The medium then scours the room for his next target until an older woman in front of me claims recognition of her mother.

‘I feel like this lady was lonely before she passed over. Had she recently lost someone close and felt alone, very alone?’ asks Francis.

The woman is offended by his guess and immediately cuts him off with a terse ‘No, nope, not her.’ Francis tries to rescue the faltering connection, but to her credit this woman is having none of it and waves off the conversation off with outstretched palm and shake of her head. It takes all my willpower not to roar in laughter. The Irishman has pushed his luck and annoyed someone with his brash, unrefined style and is now floundering. 

‘Now, I’m going to the back of the room and somebody in line with where I’m standing’ says Francis.

Francis stands directly in front of me only 5 rows down. I like to think as myself as unremarkable but at 6’4 and 19 stone, in this crowd I’m about as inconspicuous as Tony the Tiger at a panda party

 ‘I’m getting an old man with facial hair and I’m trying to be polite, but he has a receding hair line, not completely bald but short, short hair.
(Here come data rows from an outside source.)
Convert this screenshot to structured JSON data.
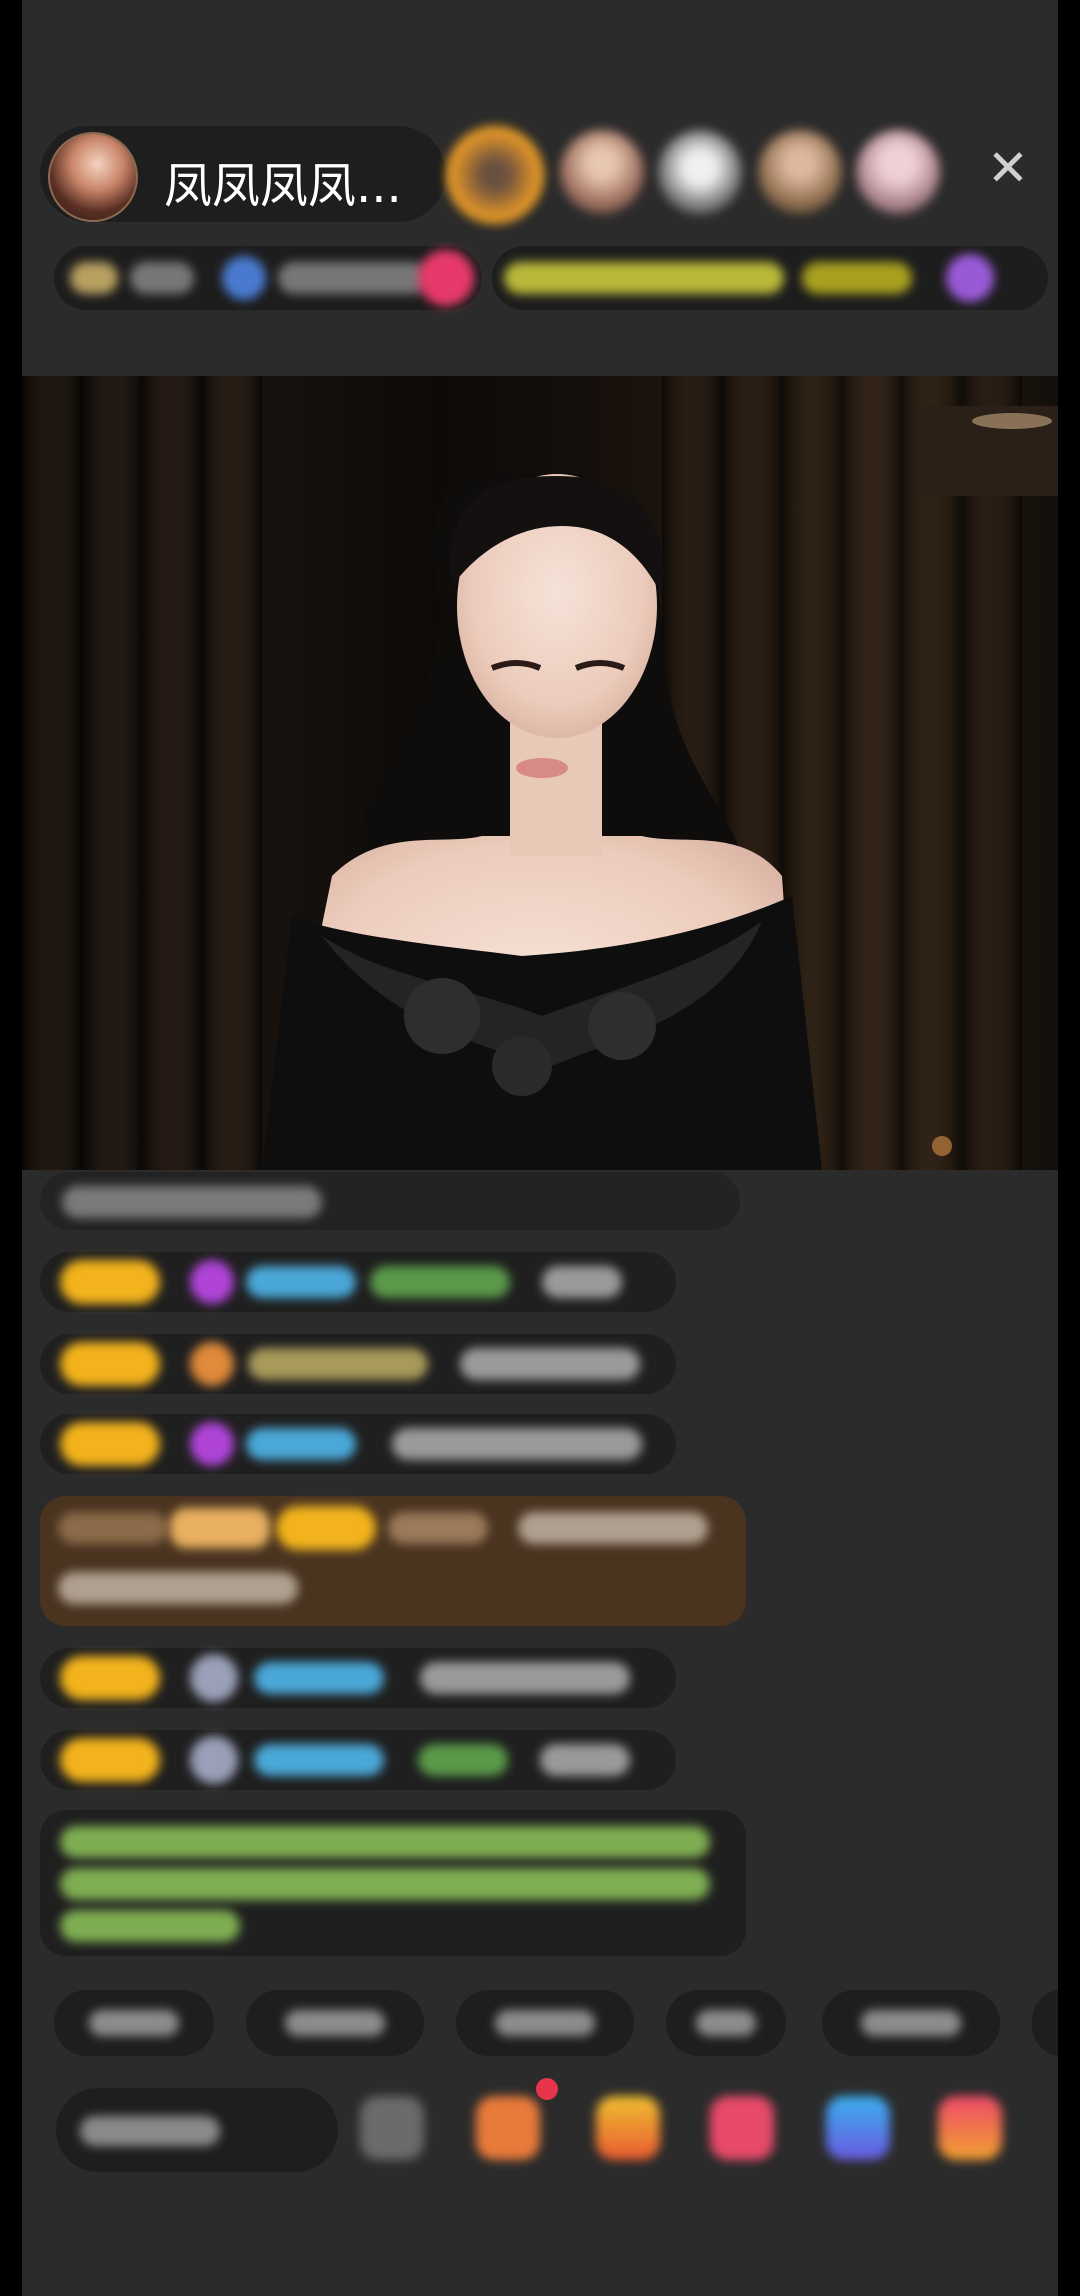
{
  "header": {
    "host_name": "凤凤凤凤...",
    "close_label": "✕"
  },
  "colors": {
    "background": "#2b2b2b",
    "badge_gold": "#f2b31c",
    "chat_green": "#9fd26a",
    "username_blue": "#4aa8d8"
  }
}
I’m seeing a figure like this in my mind’s eye. A father or grandfather figure. I’m drawn to somebody that looks likes this man. A big man who’s a bit overweight?’ says the medium.
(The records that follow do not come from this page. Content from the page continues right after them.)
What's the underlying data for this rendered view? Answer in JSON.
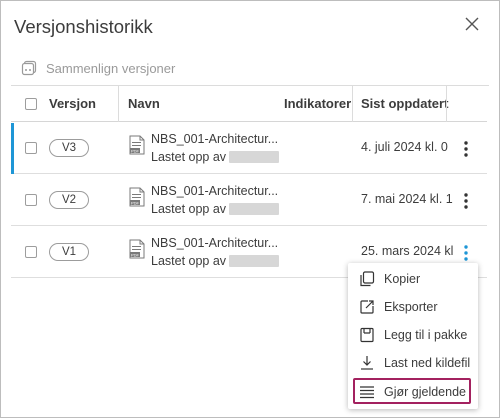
{
  "dialog": {
    "title": "Versjonshistorikk",
    "compare_label": "Sammenlign versjoner"
  },
  "table": {
    "headers": {
      "version": "Versjon",
      "name": "Navn",
      "indicators": "Indikatorer",
      "last_updated": "Sist oppdatert"
    },
    "rows": [
      {
        "version": "V3",
        "name": "NBS_001-Architectur...",
        "uploaded_by": "Lastet opp av",
        "date": "4. juli 2024 kl. 0",
        "selected": true
      },
      {
        "version": "V2",
        "name": "NBS_001-Architectur...",
        "uploaded_by": "Lastet opp av",
        "date": "7. mai 2024 kl. 1",
        "selected": false
      },
      {
        "version": "V1",
        "name": "NBS_001-Architectur...",
        "uploaded_by": "Lastet opp av",
        "date": "25. mars 2024 kl.",
        "selected": false
      }
    ]
  },
  "menu": {
    "items": [
      {
        "label": "Kopier",
        "icon": "copy-icon"
      },
      {
        "label": "Eksporter",
        "icon": "export-icon"
      },
      {
        "label": "Legg til i pakke",
        "icon": "package-icon"
      },
      {
        "label": "Last ned kildefil",
        "icon": "download-icon"
      },
      {
        "label": "Gjør gjeldende",
        "icon": "make-current-icon"
      }
    ]
  },
  "colors": {
    "accent": "#1e96d6",
    "highlight": "#a3215f",
    "text": "#3c3c3c",
    "muted": "#9a9a9a"
  }
}
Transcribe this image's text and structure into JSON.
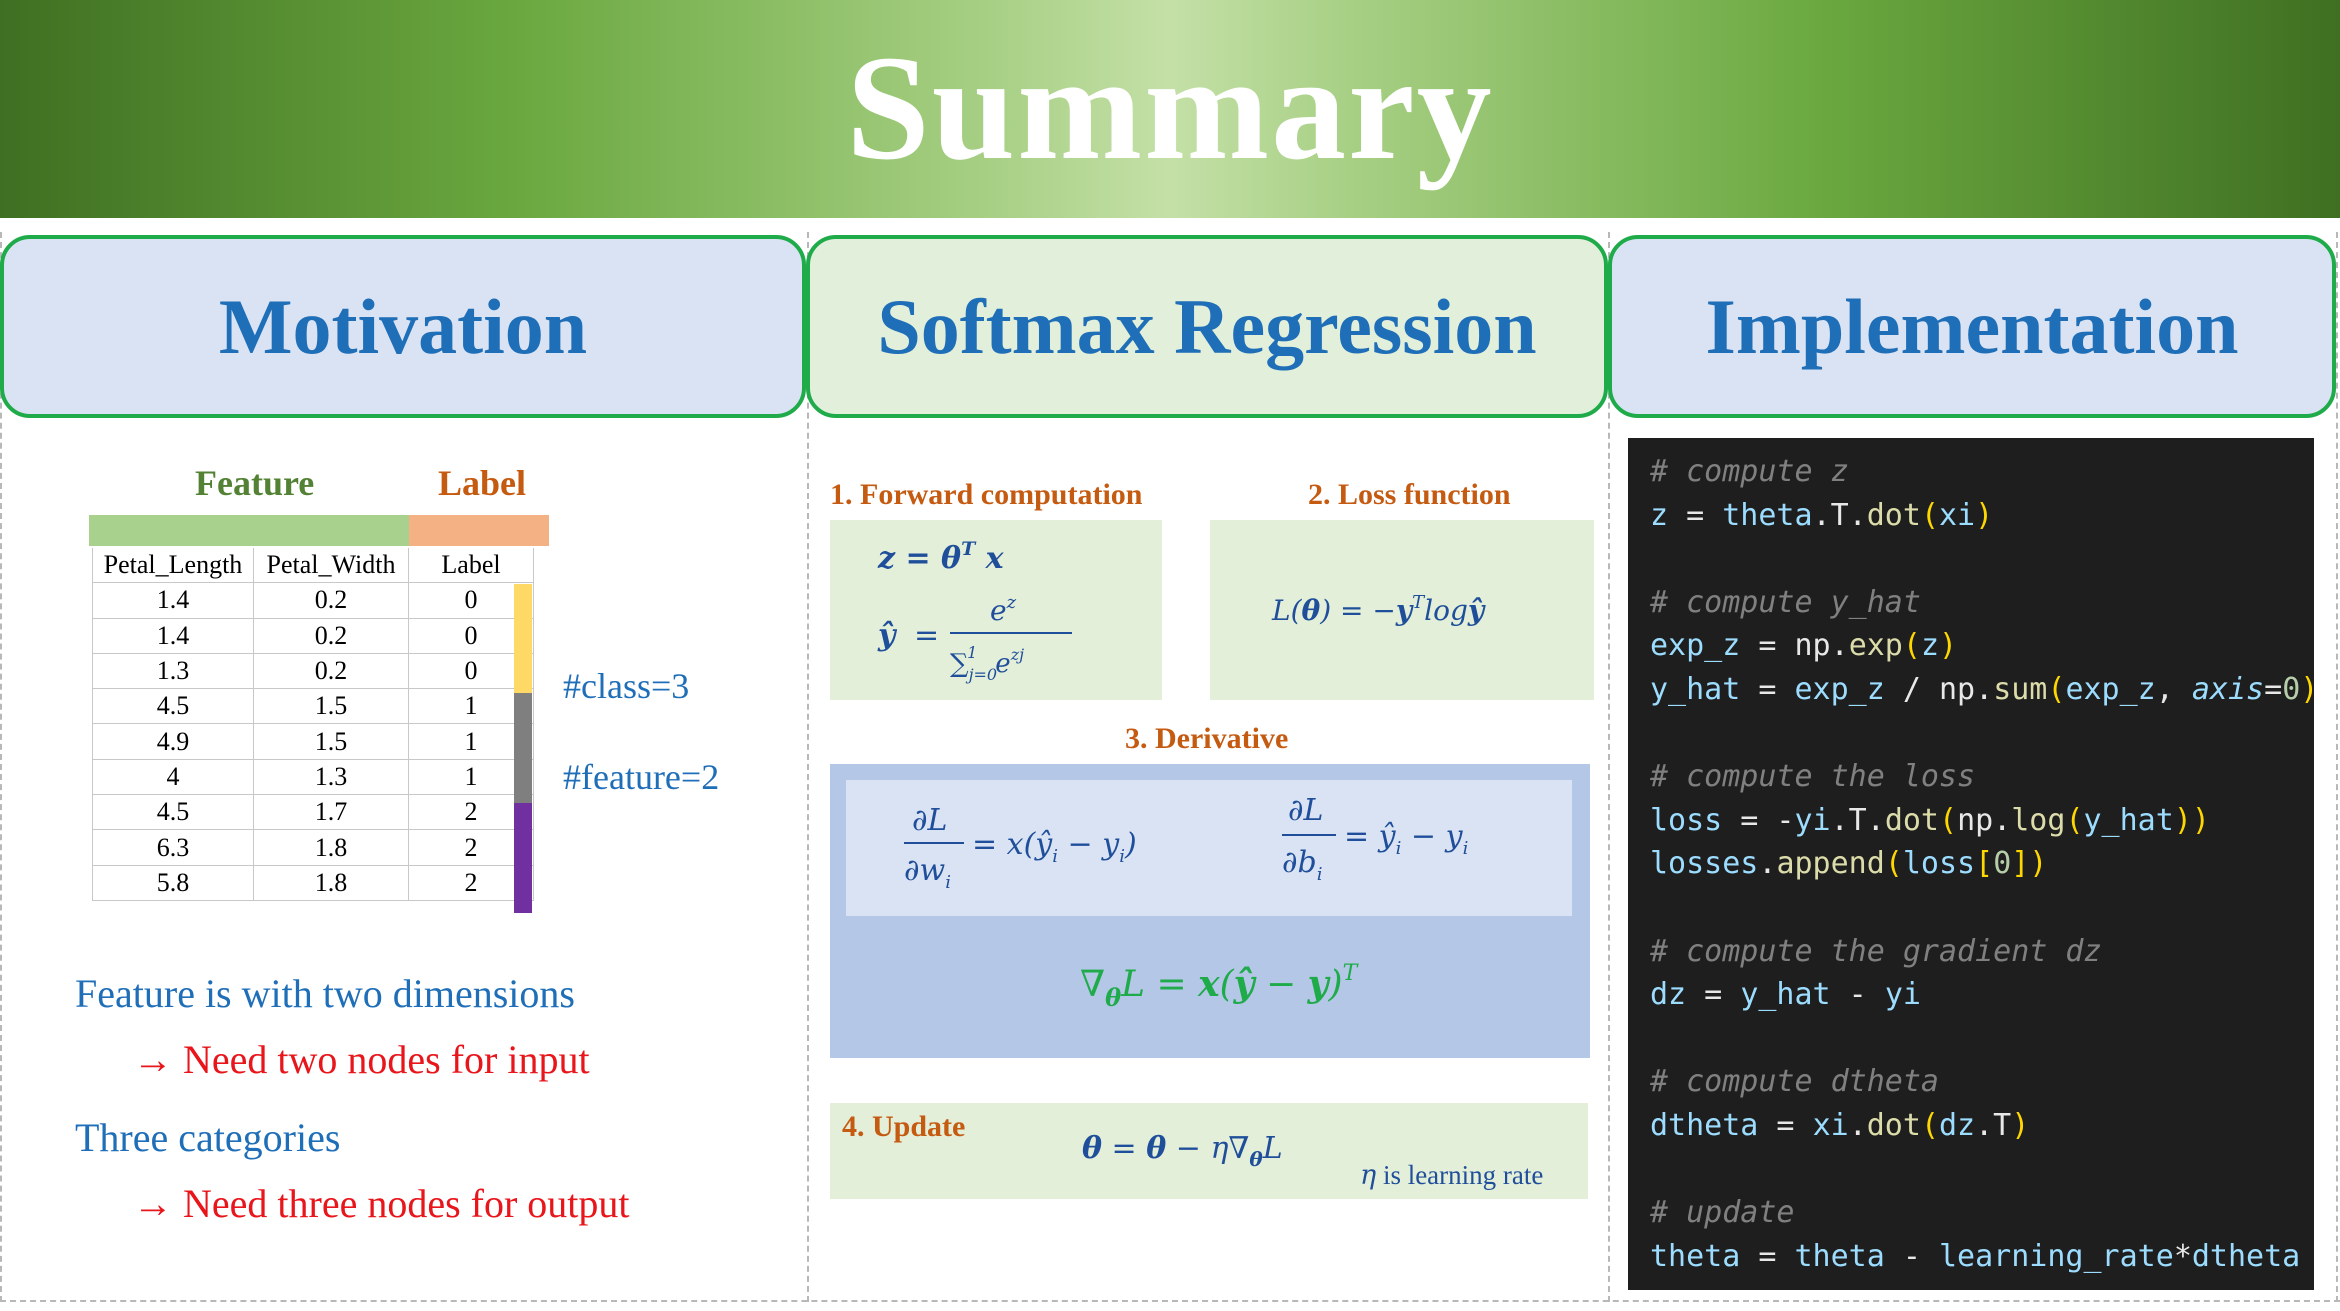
{
  "title": "Summary",
  "headers": {
    "motivation": "Motivation",
    "softmax": "Softmax Regression",
    "implementation": "Implementation"
  },
  "motivation": {
    "feature_label": "Feature",
    "label_label": "Label",
    "columns": [
      "Petal_Length",
      "Petal_Width",
      "Label"
    ],
    "rows": [
      [
        "1.4",
        "0.2",
        "0"
      ],
      [
        "1.4",
        "0.2",
        "0"
      ],
      [
        "1.3",
        "0.2",
        "0"
      ],
      [
        "4.5",
        "1.5",
        "1"
      ],
      [
        "4.9",
        "1.5",
        "1"
      ],
      [
        "4",
        "1.3",
        "1"
      ],
      [
        "4.5",
        "1.7",
        "2"
      ],
      [
        "6.3",
        "1.8",
        "2"
      ],
      [
        "5.8",
        "1.8",
        "2"
      ]
    ],
    "class_count": "#class=3",
    "feature_count": "#feature=2",
    "line1": "Feature is with two dimensions",
    "line2": "Need two nodes for input",
    "line3": "Three categories",
    "line4": "Need three nodes for output",
    "arrow": "→",
    "colors": {
      "feature_bar": "#a9d18e",
      "label_bar": "#f4b183",
      "class0": "#ffd966",
      "class1": "#7f7f7f",
      "class2": "#7030a0"
    }
  },
  "softmax": {
    "forward_title": "1. Forward computation",
    "loss_title": "2. Loss function",
    "derivative_title": "3. Derivative",
    "update_title": "4. Update",
    "eta_note": "is learning rate",
    "eta_symbol": "η"
  },
  "code": [
    "# compute z",
    "z = theta.T.dot(xi)",
    "",
    "# compute y_hat",
    "exp_z = np.exp(z)",
    "y_hat = exp_z / np.sum(exp_z, axis=0)",
    "",
    "# compute the loss",
    "loss = -yi.T.dot(np.log(y_hat))",
    "losses.append(loss[0])",
    "",
    "# compute the gradient dz",
    "dz = y_hat - yi",
    "",
    "# compute dtheta",
    "dtheta = xi.dot(dz.T)",
    "",
    "# update",
    "theta = theta - learning_rate*dtheta"
  ]
}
He is describing me: a big lump who’s long lost a battle to retain his once curly locks. Naturally, he’s assumed that I look like my long dead Grandad or my very much alive Father and tried his luck. I refuse to make eye contact or respond to his advances as I do not want to be badgered in front of a room full of strangers. Luckily, there’s one of the few men of the audience sitting directly in front of me and he accepts the connection as his father.

‘Now, do you recognise the description of this man?’ asks Francis.

‘Yes, although my father was always clean shaven,’ answers the man.

‘Ok, now did he have heart problems near the end?’

‘Well, not really. He died of an aneurism.’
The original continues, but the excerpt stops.